Dans la poche – Numéro 150Les yeux de Mona
Thomas Schlesser, Le Livre de Poche, 584 p., 19,95$
Mona, 10 ans, se retrouve soudain plongée dans un noir total. Alors qu’elle n’a encore rien vu de la vie, ses épisodes de cécité, de plus en plus fréquents, menacent de l’enfermer définitivement dans l’obscurité. Plutôt que de la confier aux soins du pédopsychiatre comme l’a conseillé le médecin, son grand-père adoré, Dadé, décide de prendre les choses en main et de lui faire découvrir toute la beauté du monde avant qu’il ne soit trop tard. Ainsi s’amorcent de longues visites au musée qui offrent la chance à Mona, ainsi qu’aux lecteurs, de découvrir les splendeurs de cinquante-deux chefs-d’œuvre. Véritable initiation à l’histoire de l’art, ce roman est avant tout une histoire de transmission : celle d’un lien fort et sincère entre un grand-père et sa petite-fille, parfois plus bouleversant encore que les tableaux des grands maîtres.

La Perse antique
Philip Huyse, Tallandier, 380 p., 19,95$
La Perse, pour la plupart des Occidentaux, se limite presque à une série de clichés : l’image même d’un empire despotique et « efféminé », la figure d’un impérialisme avide que les Grecs, tout de virilité martiale, ont su repousser (mais de justesse) à Marathon, aux Thermopyles et à Salamine ou à Platée.

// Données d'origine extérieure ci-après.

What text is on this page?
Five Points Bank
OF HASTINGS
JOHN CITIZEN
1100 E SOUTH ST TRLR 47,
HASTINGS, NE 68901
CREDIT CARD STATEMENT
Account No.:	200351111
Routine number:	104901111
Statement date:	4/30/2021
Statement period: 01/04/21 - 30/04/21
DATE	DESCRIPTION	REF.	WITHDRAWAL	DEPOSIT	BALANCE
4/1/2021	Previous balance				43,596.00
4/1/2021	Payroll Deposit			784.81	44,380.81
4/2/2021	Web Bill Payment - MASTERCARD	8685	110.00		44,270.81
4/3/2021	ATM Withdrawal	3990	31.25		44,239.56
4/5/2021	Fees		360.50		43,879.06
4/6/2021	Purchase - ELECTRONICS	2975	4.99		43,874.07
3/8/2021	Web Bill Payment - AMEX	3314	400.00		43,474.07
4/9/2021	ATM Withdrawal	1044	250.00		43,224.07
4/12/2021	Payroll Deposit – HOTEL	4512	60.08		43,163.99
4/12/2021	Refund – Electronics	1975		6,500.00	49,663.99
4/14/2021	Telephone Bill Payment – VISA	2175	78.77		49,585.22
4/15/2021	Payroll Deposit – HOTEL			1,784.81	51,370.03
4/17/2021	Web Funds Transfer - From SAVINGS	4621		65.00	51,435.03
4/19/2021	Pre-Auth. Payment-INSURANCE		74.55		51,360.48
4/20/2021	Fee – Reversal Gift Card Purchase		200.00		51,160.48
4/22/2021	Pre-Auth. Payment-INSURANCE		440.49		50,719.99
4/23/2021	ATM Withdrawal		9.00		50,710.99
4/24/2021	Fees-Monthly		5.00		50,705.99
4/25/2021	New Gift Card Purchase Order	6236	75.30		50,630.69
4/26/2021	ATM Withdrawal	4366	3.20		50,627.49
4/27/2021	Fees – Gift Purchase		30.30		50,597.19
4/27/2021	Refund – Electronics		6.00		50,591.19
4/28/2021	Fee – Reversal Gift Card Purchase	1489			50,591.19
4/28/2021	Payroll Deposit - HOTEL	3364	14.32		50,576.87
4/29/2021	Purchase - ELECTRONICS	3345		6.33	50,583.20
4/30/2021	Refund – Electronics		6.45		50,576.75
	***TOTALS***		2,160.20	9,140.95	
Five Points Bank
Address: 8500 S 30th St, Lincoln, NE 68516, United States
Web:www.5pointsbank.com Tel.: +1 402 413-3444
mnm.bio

C’est aussi le cliché du colosse aux pieds d’argile, mais aux armées innombrables et aux cités vastes et anciennes, que seul un géant comme Alexandre pouvait renverser. Dominée ensuite par les Gréco-Macédoniens, elle finira par devenir « l’Anti-Rome » sous les Sassanides, une terre de cavaliers et d’archers opposés aux fantassins romains. La Perse est donc une région mal connue pour elle-même. La sophistication de son administration, de son génie artistique et architectural, etc., traverse sous de multiples formes sa longue histoire. Quentin Wallut / La maison des feuilles (Montréal)

Bienvenue à Meurtreville
André Marois, Héliotrope, 192 p., 16,95$
Le village de Mandeville ne connaissant plus de renouveau depuis plusieurs années, l’économie locale est maintenant au bord du gouffre, et sa tête dirigeante, à court d’idées. Beaucoup de ceux qui y habitent s’inquiètent de ce que l’avenir peut leur réserver. À la suite d’un conseil de village démotivant, aussitôt suivi d’un accident malheureux, un membre apprécié de la communauté a soudain une illumination morbide : et si le village de Mandeville réussissait à faire parler de lui, coûte que coûte? Issu des chroniques de la Mastigouche, ce thriller expéditif va droit au but. Nous y découvrons des personnages hauts en couleur et une enquête semée d’embûches, qui font de ce roman incisif une lecture assurément divertissante! Mathieu Dallaire / Martin (Joliette)

Soigne ta chute
Flora Balzano, BQ, 120 p., 10,95$
Il y a de ces textes littéraires qui enflamment les esprits dès leur sortie et dont les braises restent incandescentes des années plus tard. C’est le cas du roman de Flora Balzano, Soigne ta chute, paru en 1991 aux Éditions XYZ, qui renaît de ses cendres à la Bibliothèque québécoise. Ce court roman, un assemblage de textes épars, fruit des pensées d’une adolescente, immigrante, désabusée, junkie et en quête d’elle-même, n’a rien perdu de sa force de frappe. Le regard sur la société québécoise y est toujours aussi frondeur. L’humour, décalé, voire caustique par moment, continue de faire vaciller le lecteur sur la corde raide de ses préjugés. À lire, encore et encore, pour (re)découvrir cette plume intranquille qui brille de pertinence.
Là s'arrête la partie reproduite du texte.